Publication: Currently under review with the American Sociological Review
Abstract: In their ground breaking work outlining changes in religious preference in the U.S. over the last century, Michael Hout and Claude A. Fischer argue that sentiment against the religious institution aligning with particular political ideologies leads individuals to dislodge themselves and not identify with religion. This paper challenges that claim based on the results of a qualitative comparative analysis of populations in 32 European countries that examines the necessary and sufficient nature of this sentiment of “anti-politicalization” as a causal factor in producing non-religious identification. Using data from the European Values Survey, this work finds the apparent necessity of this sentiment to be non-exclusive to non-religious identification and offers further evidence in association with this finding that weakens the claim that it is a causal mechanism while supporting an alternate hypothesis.
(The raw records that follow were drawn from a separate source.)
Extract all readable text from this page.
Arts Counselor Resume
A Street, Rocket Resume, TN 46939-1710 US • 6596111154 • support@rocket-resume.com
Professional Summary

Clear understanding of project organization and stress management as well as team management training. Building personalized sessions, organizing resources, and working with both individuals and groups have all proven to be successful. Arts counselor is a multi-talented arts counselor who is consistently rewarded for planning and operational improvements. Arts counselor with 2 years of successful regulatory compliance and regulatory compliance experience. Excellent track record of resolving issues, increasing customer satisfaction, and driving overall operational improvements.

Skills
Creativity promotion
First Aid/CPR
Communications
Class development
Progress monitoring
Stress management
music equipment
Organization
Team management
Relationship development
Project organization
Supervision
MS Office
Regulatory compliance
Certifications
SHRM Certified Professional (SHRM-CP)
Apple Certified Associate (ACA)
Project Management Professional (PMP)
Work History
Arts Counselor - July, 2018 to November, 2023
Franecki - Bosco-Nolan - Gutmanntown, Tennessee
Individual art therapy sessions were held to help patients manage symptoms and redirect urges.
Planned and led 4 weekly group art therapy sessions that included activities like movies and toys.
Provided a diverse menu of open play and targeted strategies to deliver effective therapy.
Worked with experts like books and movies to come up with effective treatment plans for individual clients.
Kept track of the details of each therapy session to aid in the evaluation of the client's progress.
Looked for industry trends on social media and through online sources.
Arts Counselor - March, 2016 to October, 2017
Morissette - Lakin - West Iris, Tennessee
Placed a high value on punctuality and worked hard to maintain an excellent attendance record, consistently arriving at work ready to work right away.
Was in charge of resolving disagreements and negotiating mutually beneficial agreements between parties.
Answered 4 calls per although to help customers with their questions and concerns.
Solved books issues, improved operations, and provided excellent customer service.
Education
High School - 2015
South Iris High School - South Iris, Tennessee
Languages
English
Ready, Set, Go! Making a Case with Race and Religion for the Use of Set-theoretic Qualitative Comparative Analysis to Address Social Problems
Author: Brian N. Hewlett, Ph.D.
Publication: Currently in preparation for submission
Abstract: Both clinical and applied sociology are dedicated to employing sociological theory and research methods for the development of solutions that address social problems. This sociological practice involves two overall components – the theoretical investigation and the practical application. This work outlines the use of particular set-theoretical components of Qualitative Comparative Analysis to investigate interactions of multiple dimensions within property spaces of social phenomenon to determine their impact in the production of multidimensional outcomes within the same phenomenon or across different phenomenon. This method pinpoints particular combinations of qualities within social spaces that produce presence and absences of outcomes indicative of social problems. Using research scenarios and invented data, the work illustrates how this method is applicable for determining spaces associated with given populations that produce particular problematic social patterns and for evaluating expected hypothetical associations and causes based on the scope of prior theoretical investigation.